To me, it is a matter of time before the population sees stocks, bonds, real estate all being smashed – and it is a matter of time before gold catches that safe haven bid and front runs the eventual rate reductions coming. However – I have felt a lot of our numbers lately were “fake”. I didn’t see the jobs numbers as legit. However, my other thesis had to do with commercial real estate dying a horrible death. For me – I am thinking the jobs numbers are possibly legit – for now – but businesses are just now getting out of leases for expensive real estate to cut costs. IF you have a building with 1200 seats in Manhattan, AND you have demonstrated that 97% of your staff can work remotely, AND many of these people have now moved out of the metro area and visit the office a few times a month, why do you need that expensive building? Likewise – you probably have seen turnover the last year, and you may have had an expensive $250,000 resource be replaced by an EXTREMELY strong resource from Bethlehem, PA, that can visit your Manhattan offices once a month. So it is POSSIBLE to me that prior to massive layoffs, we see a DECIMATION in commercial real estate.

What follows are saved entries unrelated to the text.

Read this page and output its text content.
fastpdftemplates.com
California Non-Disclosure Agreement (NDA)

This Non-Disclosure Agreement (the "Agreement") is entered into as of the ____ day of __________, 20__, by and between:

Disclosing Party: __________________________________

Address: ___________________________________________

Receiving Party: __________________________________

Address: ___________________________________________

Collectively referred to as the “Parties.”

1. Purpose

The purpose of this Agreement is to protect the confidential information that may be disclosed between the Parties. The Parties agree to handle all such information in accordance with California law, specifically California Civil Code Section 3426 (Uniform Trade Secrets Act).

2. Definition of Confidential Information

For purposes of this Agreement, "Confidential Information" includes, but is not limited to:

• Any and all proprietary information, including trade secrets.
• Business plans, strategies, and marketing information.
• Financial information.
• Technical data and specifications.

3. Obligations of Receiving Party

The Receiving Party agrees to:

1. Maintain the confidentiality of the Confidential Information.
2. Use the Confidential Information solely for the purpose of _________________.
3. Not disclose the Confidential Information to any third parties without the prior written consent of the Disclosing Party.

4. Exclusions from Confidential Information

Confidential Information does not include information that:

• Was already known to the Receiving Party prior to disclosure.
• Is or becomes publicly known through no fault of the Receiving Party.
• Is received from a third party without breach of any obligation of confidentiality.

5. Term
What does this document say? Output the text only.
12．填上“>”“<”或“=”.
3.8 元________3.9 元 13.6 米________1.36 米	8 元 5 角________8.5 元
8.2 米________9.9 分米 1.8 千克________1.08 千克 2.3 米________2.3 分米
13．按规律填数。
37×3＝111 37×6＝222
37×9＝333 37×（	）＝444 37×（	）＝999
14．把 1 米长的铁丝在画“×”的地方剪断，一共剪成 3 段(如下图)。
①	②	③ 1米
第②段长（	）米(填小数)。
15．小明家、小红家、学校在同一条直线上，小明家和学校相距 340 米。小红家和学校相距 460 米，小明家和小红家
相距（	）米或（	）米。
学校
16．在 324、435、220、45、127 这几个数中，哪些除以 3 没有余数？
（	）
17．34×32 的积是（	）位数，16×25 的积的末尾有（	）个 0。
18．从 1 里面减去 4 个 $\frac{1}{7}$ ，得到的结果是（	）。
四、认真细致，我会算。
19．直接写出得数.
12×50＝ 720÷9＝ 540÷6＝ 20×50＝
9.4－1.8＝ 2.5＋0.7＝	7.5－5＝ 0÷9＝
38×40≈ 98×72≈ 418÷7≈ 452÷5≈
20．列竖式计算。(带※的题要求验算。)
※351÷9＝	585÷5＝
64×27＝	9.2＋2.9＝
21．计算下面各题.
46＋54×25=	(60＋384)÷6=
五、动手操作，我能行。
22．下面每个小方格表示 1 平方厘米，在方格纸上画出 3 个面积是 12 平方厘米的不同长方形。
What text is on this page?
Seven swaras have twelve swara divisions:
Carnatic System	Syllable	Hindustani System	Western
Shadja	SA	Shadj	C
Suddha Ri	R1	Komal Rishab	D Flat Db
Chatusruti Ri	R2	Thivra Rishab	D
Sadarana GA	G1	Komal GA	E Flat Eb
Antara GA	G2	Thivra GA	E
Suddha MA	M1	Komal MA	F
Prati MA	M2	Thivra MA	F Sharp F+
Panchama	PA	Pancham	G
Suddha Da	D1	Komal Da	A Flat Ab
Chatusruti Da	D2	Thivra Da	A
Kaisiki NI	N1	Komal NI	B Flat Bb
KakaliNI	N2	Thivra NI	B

To me, companies want to keep their resources for as long as possible now, and are willing to sacrifice expensive commercial real estate or significantly downsize is. Side note – my mom worked for Morgan Stanley full time remote for the last 10 years of her career. She had worked out of Delaware, and they moved her job to Manhattan. She had to go visit the office once every month or two, and she lived 2 hours away, and could take the train from Philly. To me – this is how business will start to cut costs, FIRST. I also believe they will remove expensive urban personnel and replace them with regional or rural personnel that can mostly work remote which cost less per head, AND do not require a seat in a $3,000 sq ft office.
You need to understand that this is about to be a commercial real estate Armageddon. Then, consider ALL of the businesses around these commercial offices – the restaurants and shops that depend on all of that foot traffic that was just coming back. I believe what will happen is that in places like NYC, rents will sharply, sharply fall. That company with 1200 seats may now only want 120. Same with all of the other companies. With rents massively falling, this can allow regional players then to get a NYC-like presence with a lot less capital. But that might be 2024-2026.
To me, my most pressing issue above banking is commercial real estate. Then, consider all of the banks that are holding paper on this, and THEIR unrealized losses – that are about to mount. Then, consider the bail-in that will start to happen. If you are someone with $1m, and see these bank bail-ins happening, aren’t you going to take $750k and put it into silver and gold in vaults? Why would you have more than $250k in a bank?